I was once in their shoes. My youngest by one minute daughter Eliza spent her childhood dressed in boys’ clothes, specifically, her older brother’s hand-me-downs. Like Jolie and Pitt, I felt that if this made her happy and comfortable, it was fine by me.
People had a tendency to lump the triplets together. As erroneous and annoying as this was, I figured that if we just raised them as individuals things would work out. Occasionally I’d dress them in matching stuff but most of the time they wore whatever they wanted. Rachael liked the color pink, along with a red turtleneck worn inside-out on her head so she could pretend she was Ariel, the Little Mermaid. Sarah liked sparkly jelly sandals and leggings. Eliza liked Jake’s cast-offs: his Ninja Turtles T-shirt, his cargo shorts, and his ratty Converse hi-tops. The times I did dress the girls for special occasions it would be only a matter of time before Eliza whipped off her dress and was running around in tights or underpants.
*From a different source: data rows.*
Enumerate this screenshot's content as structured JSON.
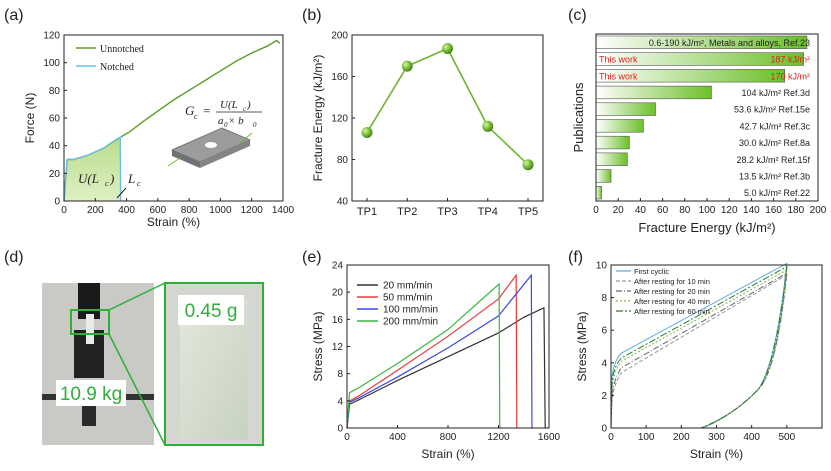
{
  "panel_labels": {
    "a": "(a)",
    "b": "(b)",
    "c": "(c)",
    "d": "(d)",
    "e": "(e)",
    "f": "(f)"
  },
  "chart_data": [
    {
      "id": "a",
      "type": "line",
      "xlabel": "Strain (%)",
      "ylabel": "Force (N)",
      "xlim": [
        0,
        1400
      ],
      "ylim": [
        0,
        120
      ],
      "xticks": [
        0,
        200,
        400,
        600,
        800,
        1000,
        1200,
        1400
      ],
      "yticks": [
        0,
        20,
        40,
        60,
        80,
        100,
        120
      ],
      "legend_position": "top-left",
      "series": [
        {
          "name": "Unnotched",
          "color": "#5a9e2a",
          "x": [
            0,
            20,
            60,
            150,
            250,
            330,
            420,
            500,
            600,
            700,
            800,
            900,
            1000,
            1100,
            1200,
            1300,
            1360,
            1380
          ],
          "y": [
            0,
            30,
            30,
            33,
            38,
            44,
            50,
            57,
            65,
            73,
            80,
            87,
            94,
            101,
            107,
            112,
            116,
            114
          ]
        },
        {
          "name": "Notched",
          "color": "#6ac0e0",
          "x": [
            0,
            20,
            60,
            150,
            250,
            340,
            360,
            362
          ],
          "y": [
            0,
            30,
            30,
            33,
            38,
            45,
            46,
            0
          ]
        }
      ],
      "annotations": {
        "area_label": "U(L",
        "area_label_sub": "c",
        "area_label_end": ")",
        "lc_label": "L",
        "lc_sub": "c",
        "formula_lhs": "G",
        "formula_lhs_sub": "c",
        "formula_num": "U(L",
        "formula_num_sub": "c",
        "formula_num_end": ")",
        "formula_den": "a",
        "formula_den_sub0": "0",
        "formula_den_mid": " × b",
        "formula_den_sub1": "0",
        "formula_eq": "="
      }
    },
    {
      "id": "b",
      "type": "line",
      "xlabel": "",
      "ylabel": "Fracture Energy (kJ/m²)",
      "categories": [
        "TP1",
        "TP2",
        "TP3",
        "TP4",
        "TP5"
      ],
      "values": [
        106,
        170,
        187,
        112,
        75
      ],
      "ylim": [
        40,
        200
      ],
      "yticks": [
        40,
        80,
        120,
        160,
        200
      ],
      "color": "#6cb52f"
    },
    {
      "id": "c",
      "type": "bar",
      "orientation": "horizontal",
      "xlabel": "Fracture Energy (kJ/m²)",
      "ylabel": "Publications",
      "xlim": [
        0,
        200
      ],
      "xticks": [
        0,
        20,
        40,
        60,
        80,
        100,
        120,
        140,
        160,
        180,
        200
      ],
      "bars": [
        {
          "label": "0.6-190 kJ/m², Metals and alloys, Ref.23",
          "value": 190,
          "highlight": false
        },
        {
          "label": "187 kJ/m²",
          "prefix": "This work",
          "value": 187,
          "highlight": true
        },
        {
          "label": "170 kJ/m²",
          "prefix": "This work",
          "value": 170,
          "highlight": true
        },
        {
          "label": "104 kJ/m²  Ref.3d",
          "value": 104,
          "highlight": false
        },
        {
          "label": "53.6 kJ/m²  Ref.15e",
          "value": 53.6,
          "highlight": false
        },
        {
          "label": "42.7 kJ/m²  Ref.3c",
          "value": 42.7,
          "highlight": false
        },
        {
          "label": "30.0 kJ/m²  Ref.8a",
          "value": 30.0,
          "highlight": false
        },
        {
          "label": "28.2 kJ/m²  Ref.15f",
          "value": 28.2,
          "highlight": false
        },
        {
          "label": "13.5 kJ/m²  Ref.3b",
          "value": 13.5,
          "highlight": false
        },
        {
          "label": "5.0 kJ/m²  Ref.22",
          "value": 5.0,
          "highlight": false
        }
      ],
      "highlight_color": "#e02020"
    },
    {
      "id": "e",
      "type": "line",
      "xlabel": "Strain (%)",
      "ylabel": "Stress (MPa)",
      "xlim": [
        0,
        1600
      ],
      "ylim": [
        0,
        24
      ],
      "xticks": [
        0,
        400,
        800,
        1200,
        1600
      ],
      "yticks": [
        0,
        4,
        8,
        12,
        16,
        20,
        24
      ],
      "legend_position": "top-left",
      "series": [
        {
          "name": "20 mm/min",
          "color": "#333333",
          "x": [
            0,
            20,
            100,
            400,
            800,
            1200,
            1400,
            1560,
            1570
          ],
          "y": [
            0,
            3.5,
            4.2,
            7.0,
            10.5,
            14.0,
            16.3,
            17.7,
            0
          ]
        },
        {
          "name": "50 mm/min",
          "color": "#e83a3a",
          "x": [
            0,
            20,
            100,
            400,
            800,
            1200,
            1340,
            1345
          ],
          "y": [
            0,
            4.0,
            4.8,
            8.5,
            13.5,
            19.0,
            22.5,
            0
          ]
        },
        {
          "name": "100 mm/min",
          "color": "#3a4ad8",
          "x": [
            0,
            20,
            100,
            400,
            800,
            1200,
            1460,
            1465
          ],
          "y": [
            0,
            3.8,
            4.5,
            7.5,
            11.8,
            16.5,
            22.5,
            0
          ]
        },
        {
          "name": "200 mm/min",
          "color": "#3ab83a",
          "x": [
            0,
            20,
            100,
            400,
            800,
            1150,
            1205,
            1210
          ],
          "y": [
            0,
            5.2,
            6.0,
            9.5,
            14.5,
            20.3,
            21.2,
            0
          ]
        }
      ]
    },
    {
      "id": "f",
      "type": "line",
      "xlabel": "Strain (%)",
      "ylabel": "Stress (MPa)",
      "xlim": [
        0,
        600
      ],
      "ylim": [
        0,
        10
      ],
      "xticks": [
        0,
        100,
        200,
        300,
        400,
        500
      ],
      "yticks": [
        0,
        2,
        4,
        6,
        8,
        10
      ],
      "legend_position": "top-left",
      "series": [
        {
          "name": "First cyclic",
          "color": "#5aaee0",
          "dash": "",
          "top": [
            4.2,
            4.6,
            10.1
          ],
          "zero": 260
        },
        {
          "name": "After resting for 10 min",
          "color": "#999999",
          "dash": "4,2",
          "top": [
            2.8,
            3.4,
            9.4
          ],
          "zero": 255
        },
        {
          "name": "After resting for 20 min",
          "color": "#666666",
          "dash": "6,2,1,2",
          "top": [
            3.1,
            3.7,
            9.5
          ],
          "zero": 255
        },
        {
          "name": "After resting for 40 min",
          "color": "#7ab84a",
          "dash": "2,2",
          "top": [
            3.6,
            4.1,
            9.7
          ],
          "zero": 257
        },
        {
          "name": "After resting for 60 min",
          "color": "#2e7a2e",
          "dash": "7,2,2,2",
          "top": [
            3.9,
            4.3,
            9.9
          ],
          "zero": 258
        }
      ]
    }
  ],
  "photo_d": {
    "weight_label": "10.9 kg",
    "sample_label": "0.45 g"
  }
}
She also liked her hair short and uncombed, and was often mistaken for a boy. She didn’t care. But I caught a lot of grief from people I knew and complete strangers because I didn’t intercede. She’ll be confused when she grows up, people would say. Or, as one elderly woman in line at the grocery store said, “She should be wearing girls’ clothes. You don’t want her to turn gay”. Eliza, who was around four at the time, said, “That lady is dumb.” “Yes, honey, she sure is,” I replied.
Today, Eliza lives in Brooklyn. She does stand-up comedy several nights a week and works two jobs. With her waist-length ringlets and love of crop tops, no one would mistake her for a boy now. Her metamorphosis has been cool to watch from the sidelines, purely organic, like watching a flower bloom, only in this case, a flower holding nun chucks and the middle school record for push-ups.
I look at photos of Shiloh I see the same feisty jaw-set, the same spunk and confidence I saw in seven-year-old Eliza. This is what self-knowledge looks like. It’s a force to be reckoned with, and by reckoned, I don’t mean judged or manipulated. I mean celebrated.